Straf geëist na brandstichting in HagaZiekenhuis

© Regio15
DEN HAAG - Daniel D. (32) uit Polen reed op 11 juni vorig jaar met zijn schoonzus mee naar Nederland om lekker een weekendje te 'relaxen', maar raakte hier juist zwaar in de problemen. Dinsdagmiddag hoorde de Pool bij de Haagse rechtbank een jaar celstraf eisen omdat hij die dag een ziekenhuiskamer van het HagaZiekenhuis kort en klein sloeg en in brand stak. Schade: ruim een halve ton. De helft van de geëiste celstraf is voorwaardelijk.
'Wat er zich heeft afgespeeld, kan ik me niet meer herinneren', zegt verdachte zelf tegen zijn rechters. Zijn schoonzus werd tijdens de rit al bang van hem. Eenmaal in Den Haag ging het mis toen hij uitstapte. Hij was helemaal hoorndol geraakt van de drank, cocaïne en van de synthetische drug crystal meth die hij gedurende de lange autorit had ingenomen.
In Den Haag belde hij bij wildvreemde mensen aan.

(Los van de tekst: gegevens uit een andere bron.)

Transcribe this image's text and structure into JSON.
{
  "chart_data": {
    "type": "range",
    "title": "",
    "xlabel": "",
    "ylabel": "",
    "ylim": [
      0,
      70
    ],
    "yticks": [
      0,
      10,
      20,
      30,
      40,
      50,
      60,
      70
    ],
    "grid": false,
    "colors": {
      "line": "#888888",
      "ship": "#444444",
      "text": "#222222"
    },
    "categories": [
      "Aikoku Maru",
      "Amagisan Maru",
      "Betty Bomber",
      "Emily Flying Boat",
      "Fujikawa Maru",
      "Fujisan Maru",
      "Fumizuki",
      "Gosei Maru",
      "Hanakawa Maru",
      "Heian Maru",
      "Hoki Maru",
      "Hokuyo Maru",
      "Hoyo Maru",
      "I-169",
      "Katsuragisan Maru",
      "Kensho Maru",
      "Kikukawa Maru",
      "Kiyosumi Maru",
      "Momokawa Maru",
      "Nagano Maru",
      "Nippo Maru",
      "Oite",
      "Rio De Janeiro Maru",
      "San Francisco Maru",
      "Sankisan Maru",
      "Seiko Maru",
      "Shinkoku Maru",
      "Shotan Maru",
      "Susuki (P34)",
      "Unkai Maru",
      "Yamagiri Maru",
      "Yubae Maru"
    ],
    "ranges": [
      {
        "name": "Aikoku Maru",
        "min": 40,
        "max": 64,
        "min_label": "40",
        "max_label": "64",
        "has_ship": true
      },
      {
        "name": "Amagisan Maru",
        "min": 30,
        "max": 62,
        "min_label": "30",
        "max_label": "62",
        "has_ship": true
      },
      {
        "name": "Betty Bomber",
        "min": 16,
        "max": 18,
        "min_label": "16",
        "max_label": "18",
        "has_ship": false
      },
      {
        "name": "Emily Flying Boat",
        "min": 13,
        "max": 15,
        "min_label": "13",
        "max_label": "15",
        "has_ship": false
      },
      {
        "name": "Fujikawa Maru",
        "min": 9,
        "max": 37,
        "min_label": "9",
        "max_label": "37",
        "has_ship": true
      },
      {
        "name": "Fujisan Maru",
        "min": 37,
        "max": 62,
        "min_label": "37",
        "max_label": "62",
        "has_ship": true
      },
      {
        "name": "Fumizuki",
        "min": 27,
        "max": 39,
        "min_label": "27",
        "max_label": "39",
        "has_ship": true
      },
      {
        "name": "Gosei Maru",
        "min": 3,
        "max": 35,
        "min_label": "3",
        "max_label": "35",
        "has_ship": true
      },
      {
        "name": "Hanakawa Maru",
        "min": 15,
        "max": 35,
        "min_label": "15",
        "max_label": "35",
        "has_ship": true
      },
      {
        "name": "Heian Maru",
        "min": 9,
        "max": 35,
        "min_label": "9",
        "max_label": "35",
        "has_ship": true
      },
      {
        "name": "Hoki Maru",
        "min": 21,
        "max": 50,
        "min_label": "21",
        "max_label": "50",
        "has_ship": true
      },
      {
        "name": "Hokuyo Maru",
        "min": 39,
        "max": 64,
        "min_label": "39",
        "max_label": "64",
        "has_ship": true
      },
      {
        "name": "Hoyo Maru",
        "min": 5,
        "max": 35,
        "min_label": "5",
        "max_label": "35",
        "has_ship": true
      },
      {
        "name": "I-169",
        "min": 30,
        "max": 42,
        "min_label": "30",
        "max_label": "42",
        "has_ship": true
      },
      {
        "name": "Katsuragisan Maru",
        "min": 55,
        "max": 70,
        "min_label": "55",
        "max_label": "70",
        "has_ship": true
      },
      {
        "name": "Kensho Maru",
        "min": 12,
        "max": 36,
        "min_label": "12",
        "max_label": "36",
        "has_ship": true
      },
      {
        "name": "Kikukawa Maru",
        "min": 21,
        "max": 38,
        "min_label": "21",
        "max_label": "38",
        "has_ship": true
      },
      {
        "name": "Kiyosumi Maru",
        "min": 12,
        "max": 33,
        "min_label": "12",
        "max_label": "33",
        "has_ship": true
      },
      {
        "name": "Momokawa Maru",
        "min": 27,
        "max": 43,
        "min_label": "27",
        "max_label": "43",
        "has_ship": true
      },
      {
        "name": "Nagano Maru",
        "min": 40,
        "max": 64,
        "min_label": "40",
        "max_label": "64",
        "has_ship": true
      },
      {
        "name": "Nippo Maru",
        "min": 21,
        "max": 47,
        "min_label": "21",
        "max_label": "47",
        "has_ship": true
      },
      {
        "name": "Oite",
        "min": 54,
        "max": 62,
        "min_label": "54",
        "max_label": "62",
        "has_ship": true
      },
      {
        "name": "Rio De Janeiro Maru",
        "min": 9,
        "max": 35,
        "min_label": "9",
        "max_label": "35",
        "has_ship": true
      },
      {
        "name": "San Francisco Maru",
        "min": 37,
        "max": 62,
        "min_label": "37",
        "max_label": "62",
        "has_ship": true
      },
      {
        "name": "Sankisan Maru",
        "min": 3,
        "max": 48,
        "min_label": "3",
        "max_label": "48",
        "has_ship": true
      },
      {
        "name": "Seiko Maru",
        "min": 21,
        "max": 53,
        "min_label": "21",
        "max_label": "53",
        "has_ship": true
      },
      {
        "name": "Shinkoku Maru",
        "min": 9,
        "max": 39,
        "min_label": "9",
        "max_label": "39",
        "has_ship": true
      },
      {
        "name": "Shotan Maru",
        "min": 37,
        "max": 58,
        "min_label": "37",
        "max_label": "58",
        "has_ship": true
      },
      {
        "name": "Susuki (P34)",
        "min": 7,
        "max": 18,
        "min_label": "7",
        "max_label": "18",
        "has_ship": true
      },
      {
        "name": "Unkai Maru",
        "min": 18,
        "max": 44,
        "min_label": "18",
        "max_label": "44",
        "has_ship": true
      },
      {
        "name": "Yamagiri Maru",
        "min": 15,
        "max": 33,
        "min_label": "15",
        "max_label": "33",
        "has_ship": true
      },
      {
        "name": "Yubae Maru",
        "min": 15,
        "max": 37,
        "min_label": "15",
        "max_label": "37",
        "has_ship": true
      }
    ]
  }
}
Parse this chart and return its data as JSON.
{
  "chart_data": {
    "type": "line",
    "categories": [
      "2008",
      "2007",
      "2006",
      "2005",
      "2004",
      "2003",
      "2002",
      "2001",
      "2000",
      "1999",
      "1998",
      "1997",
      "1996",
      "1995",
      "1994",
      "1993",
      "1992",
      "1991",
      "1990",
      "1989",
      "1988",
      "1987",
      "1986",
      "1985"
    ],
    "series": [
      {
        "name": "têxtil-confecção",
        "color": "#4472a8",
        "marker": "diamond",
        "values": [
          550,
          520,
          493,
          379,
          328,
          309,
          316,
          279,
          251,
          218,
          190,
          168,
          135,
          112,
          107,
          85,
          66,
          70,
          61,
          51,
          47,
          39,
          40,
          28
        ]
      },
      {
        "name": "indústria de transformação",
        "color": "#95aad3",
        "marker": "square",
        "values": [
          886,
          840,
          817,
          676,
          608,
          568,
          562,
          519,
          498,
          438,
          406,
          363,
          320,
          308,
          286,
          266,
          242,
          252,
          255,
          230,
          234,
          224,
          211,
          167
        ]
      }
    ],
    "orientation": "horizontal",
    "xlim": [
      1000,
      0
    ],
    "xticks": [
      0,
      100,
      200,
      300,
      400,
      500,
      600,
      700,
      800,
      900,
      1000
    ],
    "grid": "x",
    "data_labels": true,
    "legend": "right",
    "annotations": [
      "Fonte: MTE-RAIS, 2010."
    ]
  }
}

Ook maakte hij verward stennis op straat. Gewaarschuwde politie werkte hem tegen de grond. Vervolgens werd de Pool vastgebonden op een brancard en in een ambulance afgevoerd naar het ziekenhuis.

Brand in het ziekenhuis

In het ziekenhuis ontsnapte hij vanaf een bed waarop hij was vastgebonden. Hij verschanste zich uiteindelijk in een kinderbehandelkamer voor spoedeisende hulp. Daar sloeg hij eerst de boel kort en klein. Een beveiliger, die probeerde in te grijpen, kreeg de deur in zijn gezicht geslagen. Onder die deur zag hij vervolgens vlammen flakkeren.
Een speciaal team van de politie viel de kamer binnen en wist de doorgedraaide Pool te overmeesteren. Het brandje werd geblust. Volgens een psychiater was de Pool in een delirium en een paranoïde psychose geraakt. Hij lag nadien langer dan een week in coma. 'Er was zelfs sprake van levensgevaar voor hem', zei de psychiater later.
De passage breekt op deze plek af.